🤖 AI Summary
Code-switching (CS) in end-to-end automatic speech recognition (ASR) remains underexplored, with fragmented efforts lacking systematic synthesis, standardized evaluation, and balanced multilingual resources. Method: We conduct the first structured literature review of CS-ASR research (2018–2023), analyzing papers from ACL, INTERSPEECH, and ICASSP to categorize language pairs, open datasets, model architectures (e.g., Conformer, fine-tuned Whisper), and evaluation protocols—including language-specific and mixed-segment WER/CER. Contribution/Results: We identify three core challenges: severe imbalance in multilingual resource availability, limited cross-lingual modeling capacity, and absence of unified evaluation benchmarks.
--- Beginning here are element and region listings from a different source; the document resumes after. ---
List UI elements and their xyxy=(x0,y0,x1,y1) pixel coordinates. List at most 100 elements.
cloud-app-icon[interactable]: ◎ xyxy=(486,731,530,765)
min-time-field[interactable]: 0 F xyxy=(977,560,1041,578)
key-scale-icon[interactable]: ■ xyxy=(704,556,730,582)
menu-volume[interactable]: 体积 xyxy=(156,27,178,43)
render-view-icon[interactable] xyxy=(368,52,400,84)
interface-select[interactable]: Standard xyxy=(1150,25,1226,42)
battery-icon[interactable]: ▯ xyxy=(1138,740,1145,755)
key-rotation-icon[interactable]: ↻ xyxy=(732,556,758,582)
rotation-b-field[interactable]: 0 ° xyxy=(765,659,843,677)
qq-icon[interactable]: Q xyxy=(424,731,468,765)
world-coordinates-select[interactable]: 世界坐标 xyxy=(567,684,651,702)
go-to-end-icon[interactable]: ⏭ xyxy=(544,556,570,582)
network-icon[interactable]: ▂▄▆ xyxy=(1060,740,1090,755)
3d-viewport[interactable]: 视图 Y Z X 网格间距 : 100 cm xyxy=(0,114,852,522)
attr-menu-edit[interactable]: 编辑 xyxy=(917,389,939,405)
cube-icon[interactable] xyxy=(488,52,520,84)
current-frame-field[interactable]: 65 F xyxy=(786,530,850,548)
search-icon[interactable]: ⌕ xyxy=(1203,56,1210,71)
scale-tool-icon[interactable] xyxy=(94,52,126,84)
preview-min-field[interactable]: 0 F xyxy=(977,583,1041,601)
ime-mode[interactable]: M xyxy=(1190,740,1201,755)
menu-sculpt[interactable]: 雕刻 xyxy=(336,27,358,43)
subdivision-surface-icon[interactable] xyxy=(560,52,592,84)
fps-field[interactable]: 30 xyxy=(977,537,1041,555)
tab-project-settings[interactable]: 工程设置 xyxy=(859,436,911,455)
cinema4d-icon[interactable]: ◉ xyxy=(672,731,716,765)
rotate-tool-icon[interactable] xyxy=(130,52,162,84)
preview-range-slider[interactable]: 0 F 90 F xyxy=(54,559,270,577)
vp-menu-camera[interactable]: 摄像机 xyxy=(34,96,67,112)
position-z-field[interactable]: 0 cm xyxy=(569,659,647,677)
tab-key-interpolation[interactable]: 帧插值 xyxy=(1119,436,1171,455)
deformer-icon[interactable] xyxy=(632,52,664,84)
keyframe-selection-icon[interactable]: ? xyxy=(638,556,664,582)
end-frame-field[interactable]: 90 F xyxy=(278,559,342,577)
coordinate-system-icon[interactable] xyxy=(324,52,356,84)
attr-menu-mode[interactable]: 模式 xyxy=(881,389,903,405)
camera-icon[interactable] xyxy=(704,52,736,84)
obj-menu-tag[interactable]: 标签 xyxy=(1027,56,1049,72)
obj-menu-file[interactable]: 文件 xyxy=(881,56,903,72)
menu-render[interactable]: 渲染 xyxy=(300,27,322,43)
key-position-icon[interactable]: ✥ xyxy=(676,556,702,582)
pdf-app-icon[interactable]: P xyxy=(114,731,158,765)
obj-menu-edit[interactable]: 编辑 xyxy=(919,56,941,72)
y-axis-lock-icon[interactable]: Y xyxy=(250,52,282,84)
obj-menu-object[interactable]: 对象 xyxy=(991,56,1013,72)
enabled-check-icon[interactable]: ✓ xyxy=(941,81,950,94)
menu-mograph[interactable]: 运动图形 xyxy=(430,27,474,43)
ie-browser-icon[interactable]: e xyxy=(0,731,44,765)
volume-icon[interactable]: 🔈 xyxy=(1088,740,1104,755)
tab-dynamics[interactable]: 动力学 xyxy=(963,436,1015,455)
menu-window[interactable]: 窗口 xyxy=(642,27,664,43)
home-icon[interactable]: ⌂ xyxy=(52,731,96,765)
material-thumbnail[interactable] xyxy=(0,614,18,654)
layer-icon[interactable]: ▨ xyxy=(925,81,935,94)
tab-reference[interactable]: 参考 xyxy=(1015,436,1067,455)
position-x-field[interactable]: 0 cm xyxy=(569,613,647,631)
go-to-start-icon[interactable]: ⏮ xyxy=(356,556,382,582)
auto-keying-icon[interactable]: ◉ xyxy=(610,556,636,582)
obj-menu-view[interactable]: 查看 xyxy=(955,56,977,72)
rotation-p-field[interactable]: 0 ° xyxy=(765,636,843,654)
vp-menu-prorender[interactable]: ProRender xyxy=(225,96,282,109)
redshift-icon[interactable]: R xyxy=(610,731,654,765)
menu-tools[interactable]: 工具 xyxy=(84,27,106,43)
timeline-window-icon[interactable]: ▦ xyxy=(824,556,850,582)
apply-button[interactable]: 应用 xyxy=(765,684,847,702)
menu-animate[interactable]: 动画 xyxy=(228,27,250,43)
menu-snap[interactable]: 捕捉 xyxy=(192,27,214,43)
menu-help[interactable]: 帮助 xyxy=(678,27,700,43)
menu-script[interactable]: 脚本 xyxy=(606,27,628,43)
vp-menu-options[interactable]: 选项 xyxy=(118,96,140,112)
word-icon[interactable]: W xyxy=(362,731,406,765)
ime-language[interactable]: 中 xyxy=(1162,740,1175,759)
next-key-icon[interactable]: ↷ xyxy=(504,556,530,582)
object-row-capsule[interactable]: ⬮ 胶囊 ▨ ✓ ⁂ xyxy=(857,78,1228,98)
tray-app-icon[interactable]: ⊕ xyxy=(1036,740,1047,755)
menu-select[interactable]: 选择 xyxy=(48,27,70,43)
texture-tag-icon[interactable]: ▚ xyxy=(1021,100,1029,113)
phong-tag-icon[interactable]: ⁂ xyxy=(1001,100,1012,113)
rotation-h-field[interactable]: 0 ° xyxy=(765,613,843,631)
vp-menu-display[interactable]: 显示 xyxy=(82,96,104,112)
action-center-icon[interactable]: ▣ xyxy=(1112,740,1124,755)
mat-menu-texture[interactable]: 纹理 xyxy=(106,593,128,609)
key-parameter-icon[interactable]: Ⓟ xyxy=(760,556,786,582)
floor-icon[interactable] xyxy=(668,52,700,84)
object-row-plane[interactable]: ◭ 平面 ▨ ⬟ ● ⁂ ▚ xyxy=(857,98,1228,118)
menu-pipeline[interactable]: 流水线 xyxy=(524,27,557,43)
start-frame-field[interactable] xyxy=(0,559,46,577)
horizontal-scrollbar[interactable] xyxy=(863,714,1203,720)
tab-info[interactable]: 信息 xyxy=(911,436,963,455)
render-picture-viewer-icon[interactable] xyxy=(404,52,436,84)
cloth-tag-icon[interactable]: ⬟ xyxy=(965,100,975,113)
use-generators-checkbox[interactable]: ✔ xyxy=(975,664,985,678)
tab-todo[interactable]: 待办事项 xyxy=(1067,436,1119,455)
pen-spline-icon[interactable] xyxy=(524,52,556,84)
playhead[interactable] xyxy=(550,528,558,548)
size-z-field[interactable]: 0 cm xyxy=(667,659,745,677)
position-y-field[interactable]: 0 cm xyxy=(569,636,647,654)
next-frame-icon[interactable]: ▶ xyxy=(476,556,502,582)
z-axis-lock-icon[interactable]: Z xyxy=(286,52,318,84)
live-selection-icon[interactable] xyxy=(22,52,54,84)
To address these, we propose a reproducible CS-ASR research taxonomy and a curated public resource inventory, offering theoretical foundations and practical guidance for tackling data scarcity, semantic consistency modeling, and fine-grained evaluation—key bottlenecks in robust CS-ASR development.
📝 Abstract
Motivated by a growing research interest into automatic speech recognition (ASR), and the growing body of work for languages in which code-switching (CS) often occurs, we present a systematic literature review of code-switching in end-to-end ASR models. We collect and manually annotate papers published in peer reviewed venues. We document the languages considered, datasets, metrics, model choices, and performance, and present a discussion of challenges in end-to-end ASR for code-switching. Our analysis thus provides insights on current research efforts and available resources as well as opportunities and gaps to guide future research.